We leave language class by 11:50 a.m. in order to get to the best lunch selections. As soon as we exit our building, I can see the swarm of students beginning to form. I was astonished to see the lunch madness lasts for only 15 minutes. It took me a week to realize what was happening. The students would get to the canteen, eat within 10 minutes then go to their dorm for ‘noon naptime.’ It’s not just the students either; faculty and administration offices are closed from noon to 2:00 p.m. everyday for lunch and naps. The idea is so institutionalized that when I tried to convince a journalism classmate, who I was having lunch with, to walk with me to the art building on the other side of campus, she said she didn’t have time. She had to get started on her nap. There is a noticeable difference on campus at that time too because after an hour of ‘naptime’ the basketball courts start to fill up, bikes reemerge whizzing past and you can hear life come back to campus.
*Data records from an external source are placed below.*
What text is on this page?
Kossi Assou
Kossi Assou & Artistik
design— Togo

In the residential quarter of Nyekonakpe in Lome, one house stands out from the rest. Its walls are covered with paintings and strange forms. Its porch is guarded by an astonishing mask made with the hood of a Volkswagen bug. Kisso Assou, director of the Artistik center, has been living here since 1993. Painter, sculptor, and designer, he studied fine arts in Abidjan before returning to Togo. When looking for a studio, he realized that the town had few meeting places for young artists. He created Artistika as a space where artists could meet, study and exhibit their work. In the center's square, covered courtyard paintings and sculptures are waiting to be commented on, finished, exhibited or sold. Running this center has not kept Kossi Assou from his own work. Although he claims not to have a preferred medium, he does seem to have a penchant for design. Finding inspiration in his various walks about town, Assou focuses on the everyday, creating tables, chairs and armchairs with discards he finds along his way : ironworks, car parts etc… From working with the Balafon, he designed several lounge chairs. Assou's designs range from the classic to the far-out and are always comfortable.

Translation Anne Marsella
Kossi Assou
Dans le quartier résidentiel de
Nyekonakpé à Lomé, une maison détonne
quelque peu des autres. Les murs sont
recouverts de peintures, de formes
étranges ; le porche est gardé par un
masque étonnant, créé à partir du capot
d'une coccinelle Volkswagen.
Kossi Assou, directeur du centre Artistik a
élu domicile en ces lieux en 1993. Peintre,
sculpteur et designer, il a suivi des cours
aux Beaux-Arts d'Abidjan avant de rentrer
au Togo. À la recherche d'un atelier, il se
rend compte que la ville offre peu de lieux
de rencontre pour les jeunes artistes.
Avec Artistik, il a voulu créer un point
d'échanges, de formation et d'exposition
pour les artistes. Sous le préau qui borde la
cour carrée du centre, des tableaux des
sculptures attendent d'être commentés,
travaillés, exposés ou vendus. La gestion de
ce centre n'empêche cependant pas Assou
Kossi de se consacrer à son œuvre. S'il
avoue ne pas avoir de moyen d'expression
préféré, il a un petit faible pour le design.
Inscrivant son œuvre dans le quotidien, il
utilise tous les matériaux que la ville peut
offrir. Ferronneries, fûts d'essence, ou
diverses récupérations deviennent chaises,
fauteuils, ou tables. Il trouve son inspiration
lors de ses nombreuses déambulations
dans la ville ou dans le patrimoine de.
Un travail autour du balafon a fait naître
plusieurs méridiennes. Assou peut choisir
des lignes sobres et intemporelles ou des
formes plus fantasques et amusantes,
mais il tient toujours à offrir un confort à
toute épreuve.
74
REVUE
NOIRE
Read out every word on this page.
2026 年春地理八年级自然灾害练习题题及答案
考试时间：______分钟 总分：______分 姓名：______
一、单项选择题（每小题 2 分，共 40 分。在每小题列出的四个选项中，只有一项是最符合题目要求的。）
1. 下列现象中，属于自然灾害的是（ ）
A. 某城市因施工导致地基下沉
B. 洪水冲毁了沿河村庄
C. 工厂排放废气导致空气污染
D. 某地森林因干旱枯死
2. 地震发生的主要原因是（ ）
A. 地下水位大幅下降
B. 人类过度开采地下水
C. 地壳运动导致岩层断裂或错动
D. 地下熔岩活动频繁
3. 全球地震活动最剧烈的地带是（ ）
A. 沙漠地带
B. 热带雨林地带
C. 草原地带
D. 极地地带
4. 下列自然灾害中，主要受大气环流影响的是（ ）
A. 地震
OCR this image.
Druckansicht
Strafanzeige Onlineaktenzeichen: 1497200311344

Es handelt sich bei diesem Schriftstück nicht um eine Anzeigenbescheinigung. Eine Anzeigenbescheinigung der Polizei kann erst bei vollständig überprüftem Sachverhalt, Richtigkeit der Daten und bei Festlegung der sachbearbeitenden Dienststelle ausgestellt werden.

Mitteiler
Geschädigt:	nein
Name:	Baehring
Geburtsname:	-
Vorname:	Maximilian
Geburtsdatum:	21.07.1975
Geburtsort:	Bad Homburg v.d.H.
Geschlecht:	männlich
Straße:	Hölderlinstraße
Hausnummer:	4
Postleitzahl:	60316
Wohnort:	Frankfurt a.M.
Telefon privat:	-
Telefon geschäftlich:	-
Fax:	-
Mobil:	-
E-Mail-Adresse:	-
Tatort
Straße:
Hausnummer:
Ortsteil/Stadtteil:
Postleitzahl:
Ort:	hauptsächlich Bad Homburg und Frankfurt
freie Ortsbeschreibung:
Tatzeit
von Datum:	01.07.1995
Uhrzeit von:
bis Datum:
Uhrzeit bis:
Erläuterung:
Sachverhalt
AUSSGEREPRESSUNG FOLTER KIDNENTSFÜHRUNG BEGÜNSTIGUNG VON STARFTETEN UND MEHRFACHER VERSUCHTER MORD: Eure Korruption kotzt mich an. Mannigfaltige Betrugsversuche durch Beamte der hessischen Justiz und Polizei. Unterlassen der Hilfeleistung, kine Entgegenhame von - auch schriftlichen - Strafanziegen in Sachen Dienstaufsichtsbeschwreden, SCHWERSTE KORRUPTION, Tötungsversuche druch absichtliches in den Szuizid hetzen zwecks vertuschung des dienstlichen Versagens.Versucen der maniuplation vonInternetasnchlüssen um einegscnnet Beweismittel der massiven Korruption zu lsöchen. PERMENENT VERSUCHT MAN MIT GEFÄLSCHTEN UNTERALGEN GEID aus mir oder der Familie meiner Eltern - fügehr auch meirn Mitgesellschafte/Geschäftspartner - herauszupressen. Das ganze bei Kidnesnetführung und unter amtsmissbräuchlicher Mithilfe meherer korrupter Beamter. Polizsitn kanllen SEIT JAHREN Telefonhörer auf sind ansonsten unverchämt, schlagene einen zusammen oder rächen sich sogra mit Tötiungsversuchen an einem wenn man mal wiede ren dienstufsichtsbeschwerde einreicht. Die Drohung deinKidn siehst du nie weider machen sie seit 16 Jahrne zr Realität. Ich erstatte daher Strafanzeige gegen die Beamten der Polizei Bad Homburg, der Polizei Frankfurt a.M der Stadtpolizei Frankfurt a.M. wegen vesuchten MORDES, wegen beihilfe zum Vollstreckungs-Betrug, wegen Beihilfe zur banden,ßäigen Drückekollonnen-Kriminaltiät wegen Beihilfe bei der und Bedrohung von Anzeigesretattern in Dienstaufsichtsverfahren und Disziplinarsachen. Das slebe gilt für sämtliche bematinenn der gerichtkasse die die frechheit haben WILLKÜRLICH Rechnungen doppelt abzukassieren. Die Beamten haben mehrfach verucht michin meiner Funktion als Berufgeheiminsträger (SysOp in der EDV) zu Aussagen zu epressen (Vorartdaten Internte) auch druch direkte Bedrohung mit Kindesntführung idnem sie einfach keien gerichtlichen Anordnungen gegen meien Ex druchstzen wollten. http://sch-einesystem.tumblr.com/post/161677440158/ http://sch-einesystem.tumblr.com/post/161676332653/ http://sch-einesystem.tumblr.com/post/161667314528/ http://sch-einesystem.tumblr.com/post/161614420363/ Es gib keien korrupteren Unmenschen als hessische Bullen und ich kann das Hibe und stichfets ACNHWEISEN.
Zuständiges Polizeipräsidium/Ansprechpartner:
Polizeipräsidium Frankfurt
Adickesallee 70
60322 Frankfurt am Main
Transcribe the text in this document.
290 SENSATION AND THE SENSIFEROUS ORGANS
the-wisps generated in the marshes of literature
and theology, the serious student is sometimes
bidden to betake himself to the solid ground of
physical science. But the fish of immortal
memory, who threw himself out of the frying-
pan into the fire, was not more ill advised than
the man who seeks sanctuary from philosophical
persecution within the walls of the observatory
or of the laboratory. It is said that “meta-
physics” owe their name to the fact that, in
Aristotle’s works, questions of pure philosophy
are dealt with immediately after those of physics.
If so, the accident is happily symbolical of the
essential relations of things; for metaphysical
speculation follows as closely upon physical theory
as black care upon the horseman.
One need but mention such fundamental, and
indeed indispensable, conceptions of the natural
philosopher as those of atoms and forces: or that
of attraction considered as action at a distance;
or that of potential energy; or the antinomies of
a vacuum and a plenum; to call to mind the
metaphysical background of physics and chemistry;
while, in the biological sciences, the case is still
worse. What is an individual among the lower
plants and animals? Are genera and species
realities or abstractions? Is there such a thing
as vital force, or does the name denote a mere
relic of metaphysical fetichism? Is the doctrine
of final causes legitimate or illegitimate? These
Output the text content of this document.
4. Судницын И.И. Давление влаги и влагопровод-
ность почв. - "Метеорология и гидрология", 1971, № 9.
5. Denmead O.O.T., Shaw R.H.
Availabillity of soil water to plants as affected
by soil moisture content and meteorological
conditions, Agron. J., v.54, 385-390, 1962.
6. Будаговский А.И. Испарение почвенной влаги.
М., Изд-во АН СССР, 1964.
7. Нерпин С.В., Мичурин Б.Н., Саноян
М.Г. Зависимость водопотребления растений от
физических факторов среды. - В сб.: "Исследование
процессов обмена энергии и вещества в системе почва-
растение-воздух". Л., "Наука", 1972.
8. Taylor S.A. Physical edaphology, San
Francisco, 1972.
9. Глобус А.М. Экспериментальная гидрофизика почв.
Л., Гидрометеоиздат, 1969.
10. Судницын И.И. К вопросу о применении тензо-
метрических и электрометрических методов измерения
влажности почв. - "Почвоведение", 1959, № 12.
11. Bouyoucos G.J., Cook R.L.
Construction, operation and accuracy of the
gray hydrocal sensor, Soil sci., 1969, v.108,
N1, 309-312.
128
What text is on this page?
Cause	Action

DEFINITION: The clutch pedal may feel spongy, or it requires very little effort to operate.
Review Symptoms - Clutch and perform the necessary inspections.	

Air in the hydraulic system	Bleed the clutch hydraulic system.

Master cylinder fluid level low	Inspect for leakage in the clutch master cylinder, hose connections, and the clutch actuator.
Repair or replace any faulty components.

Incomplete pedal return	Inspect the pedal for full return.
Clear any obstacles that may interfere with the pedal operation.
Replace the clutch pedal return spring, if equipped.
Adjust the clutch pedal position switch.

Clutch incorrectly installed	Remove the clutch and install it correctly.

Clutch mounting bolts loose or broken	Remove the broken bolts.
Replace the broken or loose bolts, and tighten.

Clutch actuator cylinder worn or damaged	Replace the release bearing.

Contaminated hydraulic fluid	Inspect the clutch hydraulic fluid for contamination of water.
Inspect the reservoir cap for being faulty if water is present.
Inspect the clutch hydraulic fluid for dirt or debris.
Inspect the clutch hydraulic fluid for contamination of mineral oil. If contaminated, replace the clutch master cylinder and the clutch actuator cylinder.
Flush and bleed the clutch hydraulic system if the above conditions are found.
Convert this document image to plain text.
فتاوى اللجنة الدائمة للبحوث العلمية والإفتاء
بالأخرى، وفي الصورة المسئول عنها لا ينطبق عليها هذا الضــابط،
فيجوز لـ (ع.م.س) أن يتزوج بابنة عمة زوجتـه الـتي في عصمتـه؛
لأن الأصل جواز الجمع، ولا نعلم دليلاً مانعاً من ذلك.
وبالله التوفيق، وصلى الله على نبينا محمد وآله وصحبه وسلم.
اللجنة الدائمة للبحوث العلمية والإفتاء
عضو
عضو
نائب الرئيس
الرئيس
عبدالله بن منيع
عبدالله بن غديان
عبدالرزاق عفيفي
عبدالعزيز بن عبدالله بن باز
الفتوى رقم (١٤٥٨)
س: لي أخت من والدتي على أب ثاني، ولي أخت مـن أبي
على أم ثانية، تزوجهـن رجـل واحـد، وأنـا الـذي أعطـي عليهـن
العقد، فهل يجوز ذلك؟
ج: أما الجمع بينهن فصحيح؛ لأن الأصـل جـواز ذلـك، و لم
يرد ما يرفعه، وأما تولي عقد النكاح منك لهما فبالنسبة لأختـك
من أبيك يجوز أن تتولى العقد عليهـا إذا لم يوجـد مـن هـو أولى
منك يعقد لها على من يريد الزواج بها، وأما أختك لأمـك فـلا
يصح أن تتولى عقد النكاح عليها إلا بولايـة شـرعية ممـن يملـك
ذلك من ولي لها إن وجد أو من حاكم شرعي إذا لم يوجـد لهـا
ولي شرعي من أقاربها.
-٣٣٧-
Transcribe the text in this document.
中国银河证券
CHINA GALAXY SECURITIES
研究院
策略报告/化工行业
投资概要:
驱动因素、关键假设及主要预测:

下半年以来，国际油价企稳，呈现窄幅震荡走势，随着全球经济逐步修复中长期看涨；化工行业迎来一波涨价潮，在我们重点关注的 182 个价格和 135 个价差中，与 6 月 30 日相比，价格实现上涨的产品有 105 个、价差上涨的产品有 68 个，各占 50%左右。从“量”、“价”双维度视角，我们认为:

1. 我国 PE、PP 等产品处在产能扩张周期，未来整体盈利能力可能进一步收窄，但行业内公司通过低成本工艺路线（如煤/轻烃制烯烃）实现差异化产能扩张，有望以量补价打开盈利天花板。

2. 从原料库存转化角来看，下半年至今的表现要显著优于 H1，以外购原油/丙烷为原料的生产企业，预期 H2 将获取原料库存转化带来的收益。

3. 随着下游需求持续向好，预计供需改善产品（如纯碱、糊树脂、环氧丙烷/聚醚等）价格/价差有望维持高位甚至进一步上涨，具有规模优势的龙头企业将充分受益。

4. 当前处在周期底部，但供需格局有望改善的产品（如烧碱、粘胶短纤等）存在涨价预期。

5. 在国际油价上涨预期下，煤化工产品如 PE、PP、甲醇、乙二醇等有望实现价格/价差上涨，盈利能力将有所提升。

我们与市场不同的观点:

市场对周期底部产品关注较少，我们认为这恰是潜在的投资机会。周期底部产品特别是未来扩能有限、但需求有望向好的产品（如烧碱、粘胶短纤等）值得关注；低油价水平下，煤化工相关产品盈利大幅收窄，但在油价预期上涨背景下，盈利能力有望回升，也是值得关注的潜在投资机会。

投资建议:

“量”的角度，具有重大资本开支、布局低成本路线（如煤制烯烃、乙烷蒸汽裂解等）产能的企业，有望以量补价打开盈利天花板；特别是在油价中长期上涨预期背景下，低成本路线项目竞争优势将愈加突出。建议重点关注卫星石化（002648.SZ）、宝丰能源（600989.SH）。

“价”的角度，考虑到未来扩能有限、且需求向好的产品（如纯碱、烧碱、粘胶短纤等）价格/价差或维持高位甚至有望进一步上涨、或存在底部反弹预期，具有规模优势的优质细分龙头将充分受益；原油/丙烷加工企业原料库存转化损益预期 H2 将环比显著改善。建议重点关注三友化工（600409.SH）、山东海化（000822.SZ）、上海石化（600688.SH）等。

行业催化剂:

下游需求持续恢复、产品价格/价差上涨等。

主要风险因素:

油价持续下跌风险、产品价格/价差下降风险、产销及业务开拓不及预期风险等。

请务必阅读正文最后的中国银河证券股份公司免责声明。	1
In the U.S. we are discouraged from sleeping in the middle of the day somewhere after Kindergarten. I would try and nap in the day my freshman year but 1 hour turned into 2.5 hours, and the ‘catch-up nap’ ended up putting me behind in my schoolwork. When I told some friends here that we have classes scheduled all throughout the day, even during naptime, they were surprised. They asked me “when do you sleep?” My reply: “when we can.”
I am taking four journalism classes here and auditing two more that I was interested in learning more about. All but two of my classes are taught in English by international professors. The classes where instruction is in Mandarin are digital media classes.
Thankfully, the software (Final Cut Pro, Motion, Soundtrack Pro etc.) is in English, and the instructors speak English and give me a summary of their lecture at the end of class.